The protagonists of this Turkish-French-German-Swedish film resemble everyday people, so that we can wonder about them and doubt them, something that movies rarely allow. In this cinema of doubt, none of the characters is really able to fully express their ideas or feelings over the course of wonderful, eloquent dialogues, in which there is both what is said and what is not. These long conversations meander as they do in life, taking us from one subject to another with flow and coherence, to the point of immersing us in their everyday lives.

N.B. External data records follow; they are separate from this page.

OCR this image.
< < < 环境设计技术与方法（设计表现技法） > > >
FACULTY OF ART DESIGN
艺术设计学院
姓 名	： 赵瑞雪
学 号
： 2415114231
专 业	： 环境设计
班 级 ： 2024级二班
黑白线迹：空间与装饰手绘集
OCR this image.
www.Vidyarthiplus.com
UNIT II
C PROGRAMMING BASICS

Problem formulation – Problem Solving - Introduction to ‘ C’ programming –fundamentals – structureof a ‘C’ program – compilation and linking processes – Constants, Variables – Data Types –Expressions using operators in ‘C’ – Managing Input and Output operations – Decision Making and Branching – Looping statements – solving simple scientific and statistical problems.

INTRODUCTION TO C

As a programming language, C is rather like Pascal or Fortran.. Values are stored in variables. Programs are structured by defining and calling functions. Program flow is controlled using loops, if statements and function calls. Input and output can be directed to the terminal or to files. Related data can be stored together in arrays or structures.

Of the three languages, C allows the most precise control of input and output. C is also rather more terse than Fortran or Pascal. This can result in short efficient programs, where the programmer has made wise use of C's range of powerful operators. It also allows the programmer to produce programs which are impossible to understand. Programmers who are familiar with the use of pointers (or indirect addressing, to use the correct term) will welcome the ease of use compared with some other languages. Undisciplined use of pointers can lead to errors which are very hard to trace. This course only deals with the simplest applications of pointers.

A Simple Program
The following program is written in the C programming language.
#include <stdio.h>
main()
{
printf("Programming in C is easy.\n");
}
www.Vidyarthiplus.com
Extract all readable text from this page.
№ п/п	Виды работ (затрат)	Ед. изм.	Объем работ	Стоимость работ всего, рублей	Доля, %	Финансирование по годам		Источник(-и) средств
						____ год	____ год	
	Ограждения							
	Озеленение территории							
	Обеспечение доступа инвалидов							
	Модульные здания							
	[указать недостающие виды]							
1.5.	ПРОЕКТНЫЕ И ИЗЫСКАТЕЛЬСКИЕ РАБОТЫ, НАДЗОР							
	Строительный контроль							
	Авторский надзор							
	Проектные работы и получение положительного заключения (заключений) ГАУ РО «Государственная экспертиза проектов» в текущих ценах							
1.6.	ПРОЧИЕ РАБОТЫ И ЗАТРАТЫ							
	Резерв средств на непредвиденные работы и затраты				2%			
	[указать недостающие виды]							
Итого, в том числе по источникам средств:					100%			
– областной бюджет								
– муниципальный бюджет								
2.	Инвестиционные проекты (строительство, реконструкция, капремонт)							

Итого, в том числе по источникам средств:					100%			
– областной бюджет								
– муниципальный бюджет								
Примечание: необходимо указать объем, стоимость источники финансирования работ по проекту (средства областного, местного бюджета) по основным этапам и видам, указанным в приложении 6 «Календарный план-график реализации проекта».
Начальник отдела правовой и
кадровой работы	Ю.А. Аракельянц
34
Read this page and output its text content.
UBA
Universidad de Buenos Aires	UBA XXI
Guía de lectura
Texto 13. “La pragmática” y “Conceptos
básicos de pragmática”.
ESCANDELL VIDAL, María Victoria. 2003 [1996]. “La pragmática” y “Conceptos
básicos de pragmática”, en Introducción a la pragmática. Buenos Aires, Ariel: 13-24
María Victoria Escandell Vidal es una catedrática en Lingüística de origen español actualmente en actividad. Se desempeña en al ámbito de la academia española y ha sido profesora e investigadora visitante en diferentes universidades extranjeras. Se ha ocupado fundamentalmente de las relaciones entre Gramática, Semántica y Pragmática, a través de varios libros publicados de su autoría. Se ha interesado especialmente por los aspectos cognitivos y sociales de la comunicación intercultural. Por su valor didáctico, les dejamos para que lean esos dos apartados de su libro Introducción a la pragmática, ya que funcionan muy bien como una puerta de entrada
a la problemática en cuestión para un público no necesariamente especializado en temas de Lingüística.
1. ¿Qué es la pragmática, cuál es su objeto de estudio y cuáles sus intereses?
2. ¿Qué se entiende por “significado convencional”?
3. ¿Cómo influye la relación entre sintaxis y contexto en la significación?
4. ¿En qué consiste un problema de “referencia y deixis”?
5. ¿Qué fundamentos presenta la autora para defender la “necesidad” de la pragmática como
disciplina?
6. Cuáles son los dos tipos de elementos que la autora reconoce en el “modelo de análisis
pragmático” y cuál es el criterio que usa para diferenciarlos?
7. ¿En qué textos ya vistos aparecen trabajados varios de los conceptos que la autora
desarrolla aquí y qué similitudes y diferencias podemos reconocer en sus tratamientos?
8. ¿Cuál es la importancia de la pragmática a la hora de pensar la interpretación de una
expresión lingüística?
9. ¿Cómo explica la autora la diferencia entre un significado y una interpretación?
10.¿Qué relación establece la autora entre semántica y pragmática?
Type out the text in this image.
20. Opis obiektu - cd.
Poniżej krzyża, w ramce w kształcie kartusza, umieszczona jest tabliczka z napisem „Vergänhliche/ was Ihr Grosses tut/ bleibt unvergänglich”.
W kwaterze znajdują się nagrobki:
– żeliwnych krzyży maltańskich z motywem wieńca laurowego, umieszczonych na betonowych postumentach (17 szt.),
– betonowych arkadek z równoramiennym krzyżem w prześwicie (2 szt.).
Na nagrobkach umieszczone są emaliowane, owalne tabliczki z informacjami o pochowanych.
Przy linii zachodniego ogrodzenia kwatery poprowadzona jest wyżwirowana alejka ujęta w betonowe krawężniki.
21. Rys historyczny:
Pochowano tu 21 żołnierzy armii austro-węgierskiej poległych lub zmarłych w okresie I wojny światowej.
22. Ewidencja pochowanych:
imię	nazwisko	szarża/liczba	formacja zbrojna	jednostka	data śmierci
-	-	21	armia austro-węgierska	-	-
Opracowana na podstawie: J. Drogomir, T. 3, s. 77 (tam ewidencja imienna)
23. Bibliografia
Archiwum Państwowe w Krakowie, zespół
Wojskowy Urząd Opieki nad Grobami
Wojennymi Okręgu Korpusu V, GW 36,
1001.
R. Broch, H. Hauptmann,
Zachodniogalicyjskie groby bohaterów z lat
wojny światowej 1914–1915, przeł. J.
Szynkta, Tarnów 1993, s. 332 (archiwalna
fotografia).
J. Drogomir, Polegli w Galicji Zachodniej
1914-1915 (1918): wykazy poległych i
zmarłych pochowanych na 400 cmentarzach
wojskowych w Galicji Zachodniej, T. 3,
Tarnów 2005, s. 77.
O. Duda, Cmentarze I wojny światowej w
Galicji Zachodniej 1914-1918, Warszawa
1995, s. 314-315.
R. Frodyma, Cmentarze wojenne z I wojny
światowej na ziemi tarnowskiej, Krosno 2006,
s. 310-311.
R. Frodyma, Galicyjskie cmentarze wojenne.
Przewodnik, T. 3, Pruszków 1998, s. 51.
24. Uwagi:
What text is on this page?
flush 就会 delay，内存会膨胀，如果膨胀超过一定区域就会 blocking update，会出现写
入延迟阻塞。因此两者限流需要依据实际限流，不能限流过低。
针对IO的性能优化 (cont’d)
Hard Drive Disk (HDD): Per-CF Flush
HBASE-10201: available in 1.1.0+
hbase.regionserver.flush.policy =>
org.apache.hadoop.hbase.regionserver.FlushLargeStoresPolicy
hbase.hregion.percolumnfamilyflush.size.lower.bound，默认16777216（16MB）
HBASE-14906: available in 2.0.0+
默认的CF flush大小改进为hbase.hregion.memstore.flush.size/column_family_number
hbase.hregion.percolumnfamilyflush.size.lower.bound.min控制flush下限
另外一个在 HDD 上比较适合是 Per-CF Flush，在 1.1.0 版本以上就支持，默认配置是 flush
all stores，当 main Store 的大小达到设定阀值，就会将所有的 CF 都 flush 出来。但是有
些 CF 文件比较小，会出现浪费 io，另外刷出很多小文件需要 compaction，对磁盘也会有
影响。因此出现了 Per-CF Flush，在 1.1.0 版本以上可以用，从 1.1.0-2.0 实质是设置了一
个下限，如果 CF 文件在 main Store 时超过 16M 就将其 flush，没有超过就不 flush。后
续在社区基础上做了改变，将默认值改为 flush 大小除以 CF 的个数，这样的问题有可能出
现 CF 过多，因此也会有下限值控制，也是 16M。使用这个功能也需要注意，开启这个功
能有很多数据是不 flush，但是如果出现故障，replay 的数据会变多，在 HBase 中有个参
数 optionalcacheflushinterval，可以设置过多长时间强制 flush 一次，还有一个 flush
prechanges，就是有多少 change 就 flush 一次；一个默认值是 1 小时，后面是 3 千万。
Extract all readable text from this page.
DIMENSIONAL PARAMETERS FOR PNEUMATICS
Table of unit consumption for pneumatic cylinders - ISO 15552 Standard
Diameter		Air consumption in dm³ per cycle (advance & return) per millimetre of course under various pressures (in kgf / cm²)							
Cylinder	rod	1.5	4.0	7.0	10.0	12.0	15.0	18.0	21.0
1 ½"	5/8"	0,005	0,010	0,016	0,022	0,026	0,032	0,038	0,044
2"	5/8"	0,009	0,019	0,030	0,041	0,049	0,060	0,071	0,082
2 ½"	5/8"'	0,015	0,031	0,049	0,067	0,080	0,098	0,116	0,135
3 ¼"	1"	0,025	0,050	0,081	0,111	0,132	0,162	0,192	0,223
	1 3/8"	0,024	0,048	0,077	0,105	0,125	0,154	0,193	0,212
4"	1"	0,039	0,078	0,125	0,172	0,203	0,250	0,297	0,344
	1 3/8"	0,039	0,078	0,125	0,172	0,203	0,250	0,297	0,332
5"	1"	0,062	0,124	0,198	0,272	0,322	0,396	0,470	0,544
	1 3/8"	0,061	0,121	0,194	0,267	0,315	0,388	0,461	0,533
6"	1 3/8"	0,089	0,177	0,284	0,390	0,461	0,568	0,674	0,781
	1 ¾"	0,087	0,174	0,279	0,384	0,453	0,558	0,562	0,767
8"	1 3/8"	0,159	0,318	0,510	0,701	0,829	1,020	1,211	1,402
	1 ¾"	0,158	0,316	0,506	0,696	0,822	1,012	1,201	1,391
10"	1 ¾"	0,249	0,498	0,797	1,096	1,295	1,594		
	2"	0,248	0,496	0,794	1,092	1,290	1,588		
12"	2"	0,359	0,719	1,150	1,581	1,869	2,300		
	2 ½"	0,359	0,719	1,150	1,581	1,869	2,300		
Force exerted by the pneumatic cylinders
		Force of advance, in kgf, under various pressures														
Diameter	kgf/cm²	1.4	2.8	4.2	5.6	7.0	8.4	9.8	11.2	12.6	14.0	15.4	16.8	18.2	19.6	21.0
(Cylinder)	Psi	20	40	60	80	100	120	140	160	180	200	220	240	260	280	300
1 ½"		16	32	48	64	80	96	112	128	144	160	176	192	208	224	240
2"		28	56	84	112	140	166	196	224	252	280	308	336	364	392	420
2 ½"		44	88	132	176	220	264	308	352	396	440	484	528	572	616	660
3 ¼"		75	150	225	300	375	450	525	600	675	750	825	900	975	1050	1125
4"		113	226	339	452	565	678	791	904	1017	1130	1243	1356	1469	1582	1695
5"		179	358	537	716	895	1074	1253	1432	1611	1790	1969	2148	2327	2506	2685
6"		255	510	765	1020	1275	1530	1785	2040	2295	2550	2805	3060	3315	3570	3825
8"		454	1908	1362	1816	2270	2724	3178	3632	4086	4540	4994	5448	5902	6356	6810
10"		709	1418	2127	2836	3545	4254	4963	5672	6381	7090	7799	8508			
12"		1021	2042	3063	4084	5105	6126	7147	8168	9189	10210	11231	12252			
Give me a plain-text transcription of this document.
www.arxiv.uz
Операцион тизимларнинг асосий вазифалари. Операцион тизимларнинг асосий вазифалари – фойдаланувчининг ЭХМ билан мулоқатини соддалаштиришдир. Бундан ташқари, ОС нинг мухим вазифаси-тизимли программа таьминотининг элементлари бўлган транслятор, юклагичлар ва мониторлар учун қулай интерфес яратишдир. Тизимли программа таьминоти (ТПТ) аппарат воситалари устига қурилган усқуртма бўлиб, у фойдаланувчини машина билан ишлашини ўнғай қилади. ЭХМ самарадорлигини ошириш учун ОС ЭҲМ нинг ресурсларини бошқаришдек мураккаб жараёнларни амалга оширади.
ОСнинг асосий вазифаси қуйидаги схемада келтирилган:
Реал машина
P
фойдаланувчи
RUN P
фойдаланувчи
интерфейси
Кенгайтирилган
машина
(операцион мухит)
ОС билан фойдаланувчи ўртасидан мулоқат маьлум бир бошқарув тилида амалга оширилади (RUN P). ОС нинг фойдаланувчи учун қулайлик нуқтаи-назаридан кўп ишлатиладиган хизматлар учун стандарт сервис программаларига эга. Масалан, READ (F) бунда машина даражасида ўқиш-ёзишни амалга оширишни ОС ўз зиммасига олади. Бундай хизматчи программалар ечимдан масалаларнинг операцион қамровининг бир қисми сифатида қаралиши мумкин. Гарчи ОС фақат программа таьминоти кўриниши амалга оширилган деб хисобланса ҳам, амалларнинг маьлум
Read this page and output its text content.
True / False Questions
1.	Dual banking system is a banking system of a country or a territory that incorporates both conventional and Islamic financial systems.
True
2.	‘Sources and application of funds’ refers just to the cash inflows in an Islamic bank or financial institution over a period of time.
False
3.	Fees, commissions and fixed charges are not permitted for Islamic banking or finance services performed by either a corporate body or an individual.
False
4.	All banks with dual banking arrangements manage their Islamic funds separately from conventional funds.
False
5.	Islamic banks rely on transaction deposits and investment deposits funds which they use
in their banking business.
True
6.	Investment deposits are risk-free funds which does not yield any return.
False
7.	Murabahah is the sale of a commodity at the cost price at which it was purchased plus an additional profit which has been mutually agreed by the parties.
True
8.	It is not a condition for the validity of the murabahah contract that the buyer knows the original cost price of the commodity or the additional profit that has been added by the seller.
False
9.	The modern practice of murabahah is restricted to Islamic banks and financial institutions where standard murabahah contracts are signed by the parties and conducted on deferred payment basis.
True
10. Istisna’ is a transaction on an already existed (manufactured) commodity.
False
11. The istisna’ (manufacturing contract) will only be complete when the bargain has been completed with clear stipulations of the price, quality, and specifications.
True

While the director and co-writer (with his wife Ebru Ceylan and writer Akin Aksu, whose diary inspired part of the story) demonstrates his sharp writing skills, he also creates a smooth, well-crafted mise en scène, with long shots that blend the expressive landscapes of Anatolia, vast open spaces of freedom, with the warm interiors, sources of tension for the characters. In the teachers’ office, for example, he lets several characters enter the shot one after the other, each one adding to the dialogue in progress, all in a single shot; he then uses a series of shot/countershots for a nerve-wracking conversation between Nuray and Samet, confronting their political values and contradictions; subtly captures only the effect on faces of the messages exchanged over the phone; and also takes the time to show the protagonist’s past encounters through sequences combining still shots and photographs. When his intimate story takes on a more philosophical and breathless scope during the dinner scene, Ceylan’s mise-en-scène gets out of its realistic frame to express the feelings of his protagonists, with a breeze blowing from nowhere on Nuray’s hair and a digression – unsettling at first – into Samet’s mind in a oner shot, reminding us that this is only cinema.
At 3 hours 17 minutes, “About Dry Grasses” is a beautiful long movie that takes its time to immerse, confuse and enlighten us, exploring the drying up of nature and the human soul.